“I thought I would cry,” Frankie Dettori said here on Saturday after bringing down the curtain on his extraordinary career in Britain – for this year, at least – with a preposterous, last-to-first flourish on King Of Steel in the Champion Stakes that completed a 39-1 double on the day. “But I’m too happy to cry, to be honest. I didn’t expect it, it’s fantastic. What a day.”
Win or lose, this was always going to be Dettori’s afternoon, but in the end, he made sure that it was his from start to finish.
Having taken the opening stayers’ event with a beautifully judged ride on Trawlerman, he was touched off by Art Power, a 40-1 shot, aboard Kinross in the Champions Sprint. But there was no denying Dettori a second winner in the £1.3m feature event, as he brought King Of Steel with a powerful run up the outside to reel in Via Sistina and Oisin Murphy and cross the line three-quarters of a length in front.
The reception for Trawlerman was heartfelt, but for King Of Steel the 30,000-strong crowd raised the volume again, chanting Dettori’s name as if he were a centre-forward who had just scored a last-minute winner. “For the first race, it was mad,” he said. “This was another level to be honest, even with the Royal Ascot win [in the Gold Cup in June].
“It was incredible, everybody was cheering for me, they souped it up to be my last race so they were all up for it, and I couldn’t have wrote it better myself.
“That was special, ‘Oh, Frankie Dettori’, that’s one thing I’ll miss. I can’t take that to America [where Dettori will extend his riding career] unfortunately. I’m fairly new over there, but from the beginning of the season, it’s been tremendous. I wanted to finish at the top and you can’t get any more top than this, so I’m very proud.”
King Of Steel’s win may or may not prove to be Dettori’s final Group One victory in Britain, 33 years after he broke his duck at the highest level on Markofdistinction in the Queen Elizabeth II Stakes.
But it was definitely the first Group One success both for King Of Steel, the runner-up in the Derby in June, and his owner, Kia Joorabchian, one of the football world’s most high-profile agents.
“I had the same, surreal moment when I won my first Group One with Markofdistinction, everything went dark,” Dettori said. “I know it’s quite dark anyway, but the euphoria, feeling this can’t be right, this is not real life, this is perhaps some dream. But then I realised that it did happen and I felt numb really, it’s just very hard to explain.
“I struggled from the beginning of the race. I couldn’t really get King Of Steel to travel, he was stumbling, and then he started to come good. Then I got behind Mickaël [Barzalona on Horizon Dore], who I thought was the horse to beat.
“Then I thought, ‘Oisin is going pretty good’, so I got on his tail. When they kicked, they left me a little bit, but King Of Steel just found a second wind, dug deep, the crowd got behind me and we got him over the line.”

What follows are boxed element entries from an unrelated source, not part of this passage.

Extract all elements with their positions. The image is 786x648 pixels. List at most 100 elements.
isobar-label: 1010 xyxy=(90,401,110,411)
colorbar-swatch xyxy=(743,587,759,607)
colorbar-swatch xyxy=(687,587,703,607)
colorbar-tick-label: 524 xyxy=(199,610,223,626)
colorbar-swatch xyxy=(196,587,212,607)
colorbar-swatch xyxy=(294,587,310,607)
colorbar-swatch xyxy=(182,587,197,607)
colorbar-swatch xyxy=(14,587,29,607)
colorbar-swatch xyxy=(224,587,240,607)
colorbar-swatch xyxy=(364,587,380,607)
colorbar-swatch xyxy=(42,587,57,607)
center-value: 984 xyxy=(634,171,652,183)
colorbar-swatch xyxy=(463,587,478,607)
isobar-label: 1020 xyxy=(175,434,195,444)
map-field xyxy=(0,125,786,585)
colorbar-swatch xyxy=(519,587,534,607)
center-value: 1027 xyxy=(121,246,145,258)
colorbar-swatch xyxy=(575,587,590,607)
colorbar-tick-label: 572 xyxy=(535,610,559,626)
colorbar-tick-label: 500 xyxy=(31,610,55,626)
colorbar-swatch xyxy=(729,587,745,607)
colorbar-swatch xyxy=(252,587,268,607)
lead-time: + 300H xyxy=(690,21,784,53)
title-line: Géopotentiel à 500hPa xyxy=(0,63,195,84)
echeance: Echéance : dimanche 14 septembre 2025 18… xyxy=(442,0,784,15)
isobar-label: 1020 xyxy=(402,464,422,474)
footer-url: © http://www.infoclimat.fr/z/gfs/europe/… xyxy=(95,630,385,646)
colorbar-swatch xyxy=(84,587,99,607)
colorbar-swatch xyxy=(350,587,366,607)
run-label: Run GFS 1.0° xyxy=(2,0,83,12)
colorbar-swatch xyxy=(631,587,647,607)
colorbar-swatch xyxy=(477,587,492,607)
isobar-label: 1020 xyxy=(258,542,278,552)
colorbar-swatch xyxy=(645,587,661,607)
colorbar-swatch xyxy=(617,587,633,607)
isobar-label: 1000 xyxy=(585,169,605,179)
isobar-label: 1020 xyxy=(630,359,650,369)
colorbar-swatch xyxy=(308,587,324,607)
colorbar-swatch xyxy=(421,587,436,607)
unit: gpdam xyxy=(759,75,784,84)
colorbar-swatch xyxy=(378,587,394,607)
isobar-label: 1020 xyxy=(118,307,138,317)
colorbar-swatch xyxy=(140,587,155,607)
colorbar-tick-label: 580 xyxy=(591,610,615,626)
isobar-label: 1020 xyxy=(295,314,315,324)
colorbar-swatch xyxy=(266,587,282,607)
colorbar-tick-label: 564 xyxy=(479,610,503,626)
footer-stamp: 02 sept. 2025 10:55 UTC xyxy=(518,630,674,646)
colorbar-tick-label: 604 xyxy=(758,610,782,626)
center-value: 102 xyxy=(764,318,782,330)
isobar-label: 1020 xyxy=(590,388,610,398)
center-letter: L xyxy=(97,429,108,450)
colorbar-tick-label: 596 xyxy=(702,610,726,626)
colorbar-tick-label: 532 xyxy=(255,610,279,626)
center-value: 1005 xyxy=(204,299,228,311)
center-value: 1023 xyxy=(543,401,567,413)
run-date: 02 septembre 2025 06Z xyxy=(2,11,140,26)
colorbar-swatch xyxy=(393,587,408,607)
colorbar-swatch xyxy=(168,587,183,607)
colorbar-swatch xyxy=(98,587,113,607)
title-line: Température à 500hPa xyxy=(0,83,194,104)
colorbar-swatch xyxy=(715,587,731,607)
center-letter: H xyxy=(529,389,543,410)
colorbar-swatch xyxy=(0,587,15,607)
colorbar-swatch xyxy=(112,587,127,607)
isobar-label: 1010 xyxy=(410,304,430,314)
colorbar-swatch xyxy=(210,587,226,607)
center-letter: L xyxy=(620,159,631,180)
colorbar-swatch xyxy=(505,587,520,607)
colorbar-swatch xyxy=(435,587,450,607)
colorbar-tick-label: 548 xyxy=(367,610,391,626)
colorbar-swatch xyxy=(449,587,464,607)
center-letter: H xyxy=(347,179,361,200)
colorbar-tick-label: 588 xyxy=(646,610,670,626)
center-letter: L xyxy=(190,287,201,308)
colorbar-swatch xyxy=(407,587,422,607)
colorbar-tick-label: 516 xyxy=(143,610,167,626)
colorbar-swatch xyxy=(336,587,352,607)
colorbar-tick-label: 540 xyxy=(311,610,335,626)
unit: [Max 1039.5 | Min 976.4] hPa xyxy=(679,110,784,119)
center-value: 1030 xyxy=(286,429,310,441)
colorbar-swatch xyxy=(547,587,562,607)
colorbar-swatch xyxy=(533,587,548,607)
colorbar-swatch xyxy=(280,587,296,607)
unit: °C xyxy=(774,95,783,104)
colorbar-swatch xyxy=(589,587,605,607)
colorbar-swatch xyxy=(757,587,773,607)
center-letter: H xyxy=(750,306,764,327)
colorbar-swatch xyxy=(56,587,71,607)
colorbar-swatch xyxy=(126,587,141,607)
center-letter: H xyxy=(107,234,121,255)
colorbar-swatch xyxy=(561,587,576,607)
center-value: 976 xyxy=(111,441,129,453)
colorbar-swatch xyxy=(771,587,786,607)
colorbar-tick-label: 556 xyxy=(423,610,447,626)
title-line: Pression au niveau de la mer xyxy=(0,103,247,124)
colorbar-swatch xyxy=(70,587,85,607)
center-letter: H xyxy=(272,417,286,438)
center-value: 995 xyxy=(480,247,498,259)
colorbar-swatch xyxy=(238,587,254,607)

Joorabchian has been waiting a considerable time for his first Group One success given the kind of sums he has invested in bloodstock in recent seasons, and could yet be tempted to give Roger Varian’s colt one more start, in the Breeders’ Cup Turf at Santa Anita in a fortnight’s time, before he heads off to winter quarters.
“I’m so emotional, Frankie is the king of Ascot,” Joorabchian said. “Why is he retiring? What a ride. He deserved this more than anything in the world.
“This guy King Of Steel deserves it too, he’s come second in the Derby and we’ve put him in some really tough tests and he’s come through.”
Dettori’s win on King Of Steel was his ninth at the highest level in 2023, and his 289th career victory at Group One or Grade One level.
It was also notable as King Of Steel was the only one of the day’s six winners to come from off the pace.
The remaining five, including Big Rock, the runaway winner of the Queen Elizabeth II Stakes, were all on or near the pace from the off. But then, King Of Steel’s rider has always done things his own way, and 33 years on from his first Group One success, the Dettori effect remains as irresistible as ever.